I have an exam in four hours. Do I want to write it? Not particularly. Is it because I’ll do horribly? Hell no. I just feel like I waste at least a month or two of my life every year preparing for exams. They won’t benefit me at all in this ‘real-world’ they like to talk about all the time. I don’t envision a work world with my employer putting me into a hall with a hundred other people and telling me that I have to develop a product or something in three hours or else they’ll fire me/reduce my salary. That’s right. Projects and assignments, those are alright… I’m down. They’re practical. I don’t learn shit from cramming all of this knowledge in at the last second just to regurgitate it moments later. And a few hours after that, I’ll end up in a bar, working on brainwashing myself and making room inside my head for more temporary information. It’s not that I’m setting about changing the system, but it seems like the only reason for keeping the old one around is to separate the people who actually do work from the people who drift by on the shoulders of others. They’re going to exist regardless. The administration preaches about modern technology and innovative solutions, yet still clings to old world ideas that ‘work’ because, well because they’ve worked in the past.
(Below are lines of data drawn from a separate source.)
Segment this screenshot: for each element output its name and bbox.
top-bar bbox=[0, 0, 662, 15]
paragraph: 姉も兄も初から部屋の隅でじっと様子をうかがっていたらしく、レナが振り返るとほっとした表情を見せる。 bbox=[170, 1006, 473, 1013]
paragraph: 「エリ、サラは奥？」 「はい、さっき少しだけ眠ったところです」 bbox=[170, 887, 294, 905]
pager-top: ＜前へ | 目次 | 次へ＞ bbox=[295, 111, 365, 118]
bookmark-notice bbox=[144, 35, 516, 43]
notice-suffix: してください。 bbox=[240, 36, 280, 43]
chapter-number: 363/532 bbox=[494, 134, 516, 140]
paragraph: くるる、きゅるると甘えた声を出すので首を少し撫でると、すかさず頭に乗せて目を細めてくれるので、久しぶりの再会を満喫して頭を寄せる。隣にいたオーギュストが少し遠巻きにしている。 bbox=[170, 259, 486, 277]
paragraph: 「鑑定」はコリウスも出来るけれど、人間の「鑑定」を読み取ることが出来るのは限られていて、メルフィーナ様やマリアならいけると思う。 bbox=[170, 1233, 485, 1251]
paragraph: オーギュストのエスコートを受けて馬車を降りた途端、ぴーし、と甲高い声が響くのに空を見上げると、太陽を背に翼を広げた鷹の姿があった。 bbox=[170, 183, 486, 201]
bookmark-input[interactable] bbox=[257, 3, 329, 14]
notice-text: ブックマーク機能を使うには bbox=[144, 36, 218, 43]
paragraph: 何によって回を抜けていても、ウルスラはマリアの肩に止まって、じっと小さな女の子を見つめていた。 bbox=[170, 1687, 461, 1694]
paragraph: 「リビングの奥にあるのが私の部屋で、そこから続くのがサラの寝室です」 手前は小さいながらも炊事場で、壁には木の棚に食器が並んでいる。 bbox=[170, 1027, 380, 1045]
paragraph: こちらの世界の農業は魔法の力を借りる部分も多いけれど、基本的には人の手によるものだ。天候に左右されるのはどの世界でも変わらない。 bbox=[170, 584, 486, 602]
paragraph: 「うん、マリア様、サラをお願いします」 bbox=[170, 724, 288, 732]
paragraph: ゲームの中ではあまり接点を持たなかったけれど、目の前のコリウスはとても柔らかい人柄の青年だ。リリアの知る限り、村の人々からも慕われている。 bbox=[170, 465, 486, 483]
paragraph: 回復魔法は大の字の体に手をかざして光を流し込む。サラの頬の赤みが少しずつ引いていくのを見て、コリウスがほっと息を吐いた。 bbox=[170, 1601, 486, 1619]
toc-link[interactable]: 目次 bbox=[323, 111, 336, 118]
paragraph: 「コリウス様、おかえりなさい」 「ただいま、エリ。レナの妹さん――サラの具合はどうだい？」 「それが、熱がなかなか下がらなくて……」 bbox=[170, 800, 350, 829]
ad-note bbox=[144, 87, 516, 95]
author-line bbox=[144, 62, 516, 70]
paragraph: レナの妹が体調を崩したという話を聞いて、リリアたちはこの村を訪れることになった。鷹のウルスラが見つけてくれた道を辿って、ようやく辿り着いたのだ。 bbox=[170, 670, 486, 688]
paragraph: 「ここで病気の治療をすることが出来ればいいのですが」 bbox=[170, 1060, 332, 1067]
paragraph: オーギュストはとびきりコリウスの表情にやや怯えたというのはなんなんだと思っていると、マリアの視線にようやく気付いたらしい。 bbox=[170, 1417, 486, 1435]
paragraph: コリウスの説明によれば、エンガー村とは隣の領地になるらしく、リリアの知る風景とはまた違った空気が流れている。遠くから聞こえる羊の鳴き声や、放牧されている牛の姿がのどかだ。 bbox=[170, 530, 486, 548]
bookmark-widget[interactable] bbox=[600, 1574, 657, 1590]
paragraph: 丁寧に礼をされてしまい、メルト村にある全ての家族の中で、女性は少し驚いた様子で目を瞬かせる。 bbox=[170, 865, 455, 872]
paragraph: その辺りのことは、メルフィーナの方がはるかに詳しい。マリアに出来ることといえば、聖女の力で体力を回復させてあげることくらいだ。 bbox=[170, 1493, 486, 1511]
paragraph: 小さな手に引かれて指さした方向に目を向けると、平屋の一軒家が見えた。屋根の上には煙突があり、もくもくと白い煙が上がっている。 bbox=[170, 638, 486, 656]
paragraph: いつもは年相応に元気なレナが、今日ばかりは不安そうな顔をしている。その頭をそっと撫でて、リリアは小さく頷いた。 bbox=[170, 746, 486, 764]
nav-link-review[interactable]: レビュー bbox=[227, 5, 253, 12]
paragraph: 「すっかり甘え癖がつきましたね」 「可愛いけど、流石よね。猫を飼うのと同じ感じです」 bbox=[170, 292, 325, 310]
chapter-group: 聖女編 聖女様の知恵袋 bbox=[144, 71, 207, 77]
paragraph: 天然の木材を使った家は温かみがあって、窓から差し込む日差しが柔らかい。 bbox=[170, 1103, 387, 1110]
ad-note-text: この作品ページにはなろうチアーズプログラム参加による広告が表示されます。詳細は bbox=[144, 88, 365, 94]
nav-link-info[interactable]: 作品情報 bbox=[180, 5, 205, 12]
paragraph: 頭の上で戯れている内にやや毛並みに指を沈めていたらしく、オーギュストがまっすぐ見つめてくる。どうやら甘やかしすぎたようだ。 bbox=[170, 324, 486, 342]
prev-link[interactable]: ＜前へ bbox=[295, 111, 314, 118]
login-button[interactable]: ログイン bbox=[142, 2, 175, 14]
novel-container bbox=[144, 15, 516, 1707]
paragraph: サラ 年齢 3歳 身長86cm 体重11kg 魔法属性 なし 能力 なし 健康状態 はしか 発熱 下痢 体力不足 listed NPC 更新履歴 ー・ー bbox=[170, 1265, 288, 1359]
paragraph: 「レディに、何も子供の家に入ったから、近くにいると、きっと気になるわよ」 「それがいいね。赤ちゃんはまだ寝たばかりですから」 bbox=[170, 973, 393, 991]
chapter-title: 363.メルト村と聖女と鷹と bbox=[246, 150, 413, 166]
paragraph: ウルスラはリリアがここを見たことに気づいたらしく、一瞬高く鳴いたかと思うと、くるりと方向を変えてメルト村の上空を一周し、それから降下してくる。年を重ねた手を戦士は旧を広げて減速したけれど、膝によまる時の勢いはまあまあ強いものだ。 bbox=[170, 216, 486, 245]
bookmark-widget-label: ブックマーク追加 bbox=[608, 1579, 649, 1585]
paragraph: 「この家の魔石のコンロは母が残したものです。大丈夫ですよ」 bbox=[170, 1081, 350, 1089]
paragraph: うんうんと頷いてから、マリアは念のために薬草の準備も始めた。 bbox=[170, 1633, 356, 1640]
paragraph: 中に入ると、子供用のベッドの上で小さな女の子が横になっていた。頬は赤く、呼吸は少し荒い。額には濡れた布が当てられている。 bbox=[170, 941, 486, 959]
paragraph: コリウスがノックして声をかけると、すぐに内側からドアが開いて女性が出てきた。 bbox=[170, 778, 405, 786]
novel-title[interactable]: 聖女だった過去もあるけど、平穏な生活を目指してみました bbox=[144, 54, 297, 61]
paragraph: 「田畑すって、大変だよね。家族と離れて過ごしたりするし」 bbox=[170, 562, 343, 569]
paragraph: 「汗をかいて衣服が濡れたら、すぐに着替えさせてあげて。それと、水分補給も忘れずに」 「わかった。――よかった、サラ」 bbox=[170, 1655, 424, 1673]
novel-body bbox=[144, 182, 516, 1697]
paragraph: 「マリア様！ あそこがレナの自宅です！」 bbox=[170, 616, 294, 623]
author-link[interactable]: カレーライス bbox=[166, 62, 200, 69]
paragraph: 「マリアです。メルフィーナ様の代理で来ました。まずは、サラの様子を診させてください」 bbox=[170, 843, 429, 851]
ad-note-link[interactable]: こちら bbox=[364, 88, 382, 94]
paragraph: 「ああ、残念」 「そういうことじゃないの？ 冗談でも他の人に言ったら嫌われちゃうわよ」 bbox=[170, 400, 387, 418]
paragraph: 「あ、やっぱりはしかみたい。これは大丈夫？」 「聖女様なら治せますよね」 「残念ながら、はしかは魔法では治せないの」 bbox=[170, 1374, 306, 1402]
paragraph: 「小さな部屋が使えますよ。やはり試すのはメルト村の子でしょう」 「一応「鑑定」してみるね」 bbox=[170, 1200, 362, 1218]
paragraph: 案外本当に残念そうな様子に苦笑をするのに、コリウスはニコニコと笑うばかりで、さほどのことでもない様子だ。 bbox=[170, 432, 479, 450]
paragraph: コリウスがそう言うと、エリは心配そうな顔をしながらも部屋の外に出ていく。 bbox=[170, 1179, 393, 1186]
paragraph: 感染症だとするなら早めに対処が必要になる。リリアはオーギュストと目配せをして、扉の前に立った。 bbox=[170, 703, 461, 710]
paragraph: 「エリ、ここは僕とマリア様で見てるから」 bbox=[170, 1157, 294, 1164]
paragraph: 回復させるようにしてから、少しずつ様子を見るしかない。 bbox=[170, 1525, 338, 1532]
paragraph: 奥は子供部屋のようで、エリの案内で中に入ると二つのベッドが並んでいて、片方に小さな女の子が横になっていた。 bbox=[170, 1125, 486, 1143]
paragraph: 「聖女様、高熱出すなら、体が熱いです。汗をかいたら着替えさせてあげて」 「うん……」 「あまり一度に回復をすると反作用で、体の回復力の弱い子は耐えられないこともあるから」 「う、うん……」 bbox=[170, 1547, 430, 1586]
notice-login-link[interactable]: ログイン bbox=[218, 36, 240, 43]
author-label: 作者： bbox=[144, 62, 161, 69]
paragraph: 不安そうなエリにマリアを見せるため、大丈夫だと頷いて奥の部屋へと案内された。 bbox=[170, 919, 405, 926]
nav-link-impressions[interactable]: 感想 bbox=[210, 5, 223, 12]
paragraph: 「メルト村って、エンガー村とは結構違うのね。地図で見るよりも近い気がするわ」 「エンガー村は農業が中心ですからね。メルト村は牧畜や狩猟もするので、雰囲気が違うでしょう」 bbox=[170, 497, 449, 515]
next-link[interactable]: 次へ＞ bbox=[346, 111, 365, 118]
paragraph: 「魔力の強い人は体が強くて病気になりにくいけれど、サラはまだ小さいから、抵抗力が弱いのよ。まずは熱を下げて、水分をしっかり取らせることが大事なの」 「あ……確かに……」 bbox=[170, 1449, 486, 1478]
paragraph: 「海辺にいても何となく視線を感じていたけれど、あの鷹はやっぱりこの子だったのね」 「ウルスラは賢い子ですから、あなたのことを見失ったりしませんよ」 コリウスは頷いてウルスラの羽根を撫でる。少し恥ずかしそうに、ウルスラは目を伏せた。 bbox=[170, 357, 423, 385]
Go team.
There are other things I’d rather be doing.
I picked up a bit of a cold the other day, just the common cold, none of the SARS. People are going apeshit these days, it’s kind of ridiculous, the odds on you dying from it are pretty slim compared to a lot of other things. I guess it’s the whole epidemic thing. I just pump myself full of nasal decongestants and try to carry on with my studying. The point, well the point is this picture that i found at CNN (link). Yes, it’s a Kerropi breathing mask, just when you thought Hello Kitty had everything.
Alright, two exams down, three left to go. I had some Digital Systems and some Operating Systems to do. I think they went alright, considering i sporadically went to class the last month and had to teach the courses to myself. I find it a bit easier at the end, when you cram it all together and get a solid view of the big picture. Although, that shit doesn’t pan out sometimes and you’re left just staring at the exam and the fine wood grain surface of the desk.